背景にあったのは、2024年問題などで労働時間が制約された点と、人材不足の深刻化だ。契約を電子化することで、リフォーム会社は契約のために現地訪問する回数を削減できる。課題とみられていた高齢のユーザーの利用も問題ないケースが多かったため、活用が推進していった。

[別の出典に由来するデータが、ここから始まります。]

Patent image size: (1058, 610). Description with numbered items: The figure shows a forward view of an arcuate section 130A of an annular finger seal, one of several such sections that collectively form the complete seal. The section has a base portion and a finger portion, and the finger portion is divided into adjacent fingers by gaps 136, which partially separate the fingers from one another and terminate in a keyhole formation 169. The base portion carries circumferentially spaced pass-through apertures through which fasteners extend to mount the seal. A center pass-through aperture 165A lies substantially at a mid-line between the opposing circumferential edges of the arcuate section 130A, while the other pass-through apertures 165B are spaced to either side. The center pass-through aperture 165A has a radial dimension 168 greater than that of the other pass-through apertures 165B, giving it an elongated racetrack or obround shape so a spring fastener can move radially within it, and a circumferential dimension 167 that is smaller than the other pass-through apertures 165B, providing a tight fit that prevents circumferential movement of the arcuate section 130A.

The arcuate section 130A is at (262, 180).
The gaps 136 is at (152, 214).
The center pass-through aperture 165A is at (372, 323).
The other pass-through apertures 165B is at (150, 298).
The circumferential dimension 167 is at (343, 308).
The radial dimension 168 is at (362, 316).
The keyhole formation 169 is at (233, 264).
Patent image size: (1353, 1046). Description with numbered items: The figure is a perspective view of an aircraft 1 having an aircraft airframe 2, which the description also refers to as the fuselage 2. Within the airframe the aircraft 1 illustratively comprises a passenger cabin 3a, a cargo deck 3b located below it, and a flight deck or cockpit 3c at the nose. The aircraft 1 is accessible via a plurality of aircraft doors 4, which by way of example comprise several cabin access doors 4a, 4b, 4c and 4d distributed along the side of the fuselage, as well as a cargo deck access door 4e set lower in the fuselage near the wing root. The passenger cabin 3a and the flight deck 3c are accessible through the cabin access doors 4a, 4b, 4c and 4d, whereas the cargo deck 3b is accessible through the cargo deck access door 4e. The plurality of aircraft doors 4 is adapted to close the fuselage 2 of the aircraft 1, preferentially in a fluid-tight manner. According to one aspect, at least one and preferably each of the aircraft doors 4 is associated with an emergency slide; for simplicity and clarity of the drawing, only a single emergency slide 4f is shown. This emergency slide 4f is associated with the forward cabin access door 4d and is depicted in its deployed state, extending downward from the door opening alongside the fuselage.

ただ、電子契約を導入するには国土交通省のマニュアルに対応する必要がある。不動産契約書であれば宅建業法、工事請負契約書であれば建設業法の要件を満たさなければならない。宅建業法は2022年5月18日に改正され、電子契約サービスの利用がスタートした。これに伴い、国土交通省から60ページに及ぶ電子契約マニュアルが公開され、2024年12月には新たにマニュアルの追加項目となる内容が発表されている。
契約書に不備がある
マニュアル内の重要なポイントは以下の3点となる。1つ目は宅建業法への対応だ。宅建業法には第35条の重要事項説明書と第37条の宅建業者が交付する書類の2種類が存在するが、先に第35条の重要事項説明書にサインしてもらう必要がある。紙による契約の場合、どちらを先にサインしたかを確認するのは難しいが、電子契約ではいつサインしたか履歴データが明確に残る。阿部氏は「1秒でも早く37条の書面にサインすると一発で業法違反になります」と指摘する。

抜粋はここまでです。